Place a stop-loss below 24,959 for long positions to protect against sudden reversals.
Flat Opening:
If Nifty opens flat near 24,862, it’s crucial to observe the price action in the "No Trade Zone" (24,794-24,882). Avoid trading within this zone as it could lead to whipsaws.
A breakout above 24,882 can offer a buying opportunity with an upside target towards 24,959-25,064.
A failure to break above 24,882 may result in a retracement towards 24,794, and if this level breaks, Nifty could slide further towards 24,636, where buying support is expected.
Stop-loss for long positions should be placed below 24,794, and for short positions, consider 24,882 as your stop-loss level.
Gap-Down Opening (200+ Points):
If Nifty opens with a gap-down near or below 24,636, the first key level to watch is the support zone between 24,636 and 24,338.
A move below 24,636 should be traded cautiously as it could lead to further downside, targeting 24,338 as the next support level.

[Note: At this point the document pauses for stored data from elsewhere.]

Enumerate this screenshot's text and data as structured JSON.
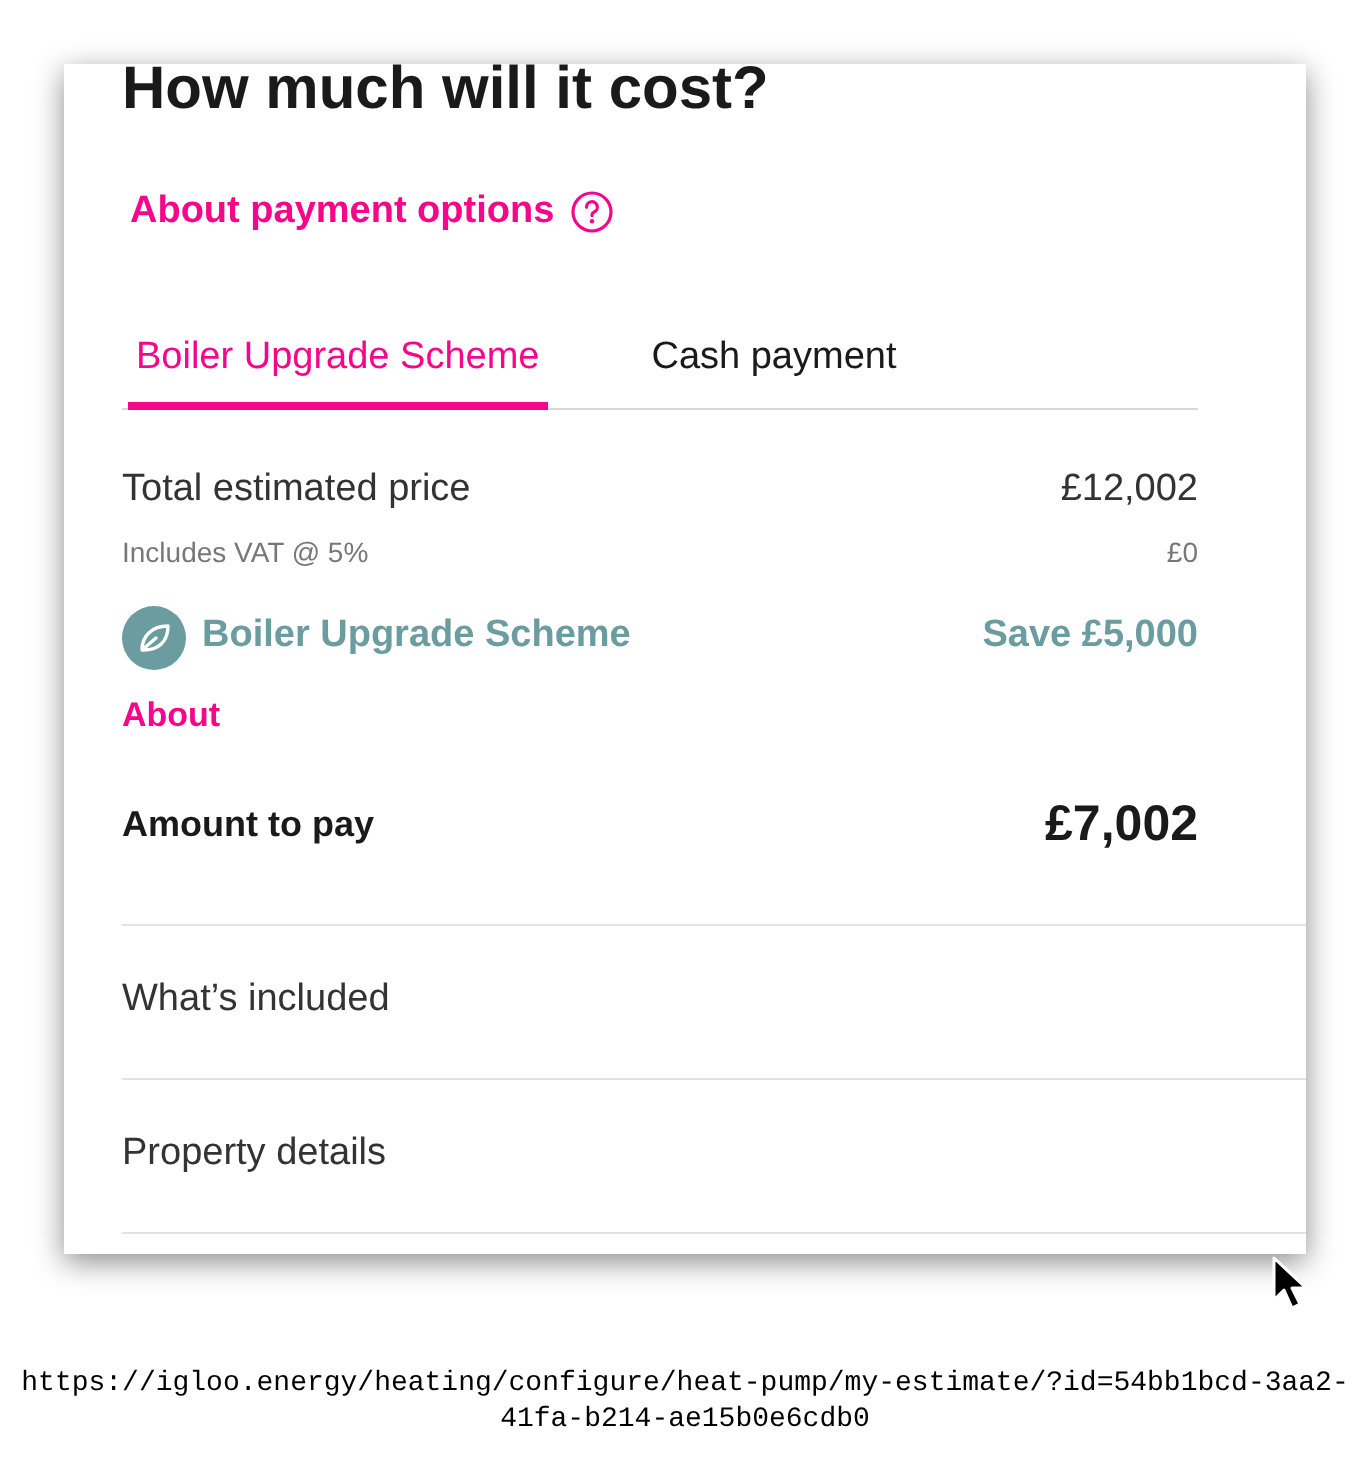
{
  "heading": "How much will it cost?",
  "help_link": {
    "label": "About payment options"
  },
  "tabs": [
    {
      "label": "Boiler Upgrade Scheme",
      "selected": true
    },
    {
      "label": "Cash payment",
      "selected": false
    }
  ],
  "total": {
    "label": "Total estimated price",
    "value": "£12,002"
  },
  "vat": {
    "label": "Includes VAT @ 5%",
    "value": "£0"
  },
  "scheme": {
    "label": "Boiler Upgrade Scheme",
    "saving": "Save £5,000",
    "link": "About"
  },
  "amount": {
    "label": "Amount to pay",
    "value": "£7,002"
  },
  "sections": [
    {
      "label": "What’s included"
    },
    {
      "label": "Property details"
    }
  ],
  "url": "https://igloo.energy/heating/configure/heat-pump/my-estimate/?id=54bb1bcd-3aa2-41fa-b214-ae15b0e6cdb0"
}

In case Nifty finds support near 24,636 and reverses, traders can consider long positions, but wait for confirmation of a sustained bounce.
Stop-loss for long trades initiated near 24,636 should be placed below 24,636, while for short trades, stop-loss can be kept just above 24,794 to manage risk effectively.
Risk Management Tips for Options Trading:
In volatile market conditions, consider using strategies like debit spreads or iron condors to limit risk exposure while aiming for profitable trades.
Avoid taking naked options positions during gap openings as premiums can fluctuate rapidly. Instead, opt for hedged positions.
Monitor key levels for premium erosion in case of time decay, especially near expiry. It’s crucial to book profits early or roll over positions if key levels like 24,959 or 24,636 are not broken.
For intraday options trades, manage positions by placing a stop-loss based on underlying index levels like 24,882 for calls or 24,636 for puts.
Summary & Conclusion:
For 21st October, Nifty’s key levels to watch are the "No Trade Zone" between 24,794 and 24,882. A breakout above 24,882 could push Nifty towards the 24,959-25,064 resistance zone, while a breakdown below 24,794 could lead to a retest of the buyer’s support near 24,636. Gap-up or gap-down scenarios should be traded cautiously, with proper stop-loss management at key levels. Traders are advised to avoid trading in the "No Trade Zone" and use hedging strategies for options trades to minimize risk.
Disclaimer: I am not a SEBI registered analyst. This plan is based on my personal analysis using technical parameters. Traders are advised to conduct their own research or consult with a financial advisor before making any trading decisions.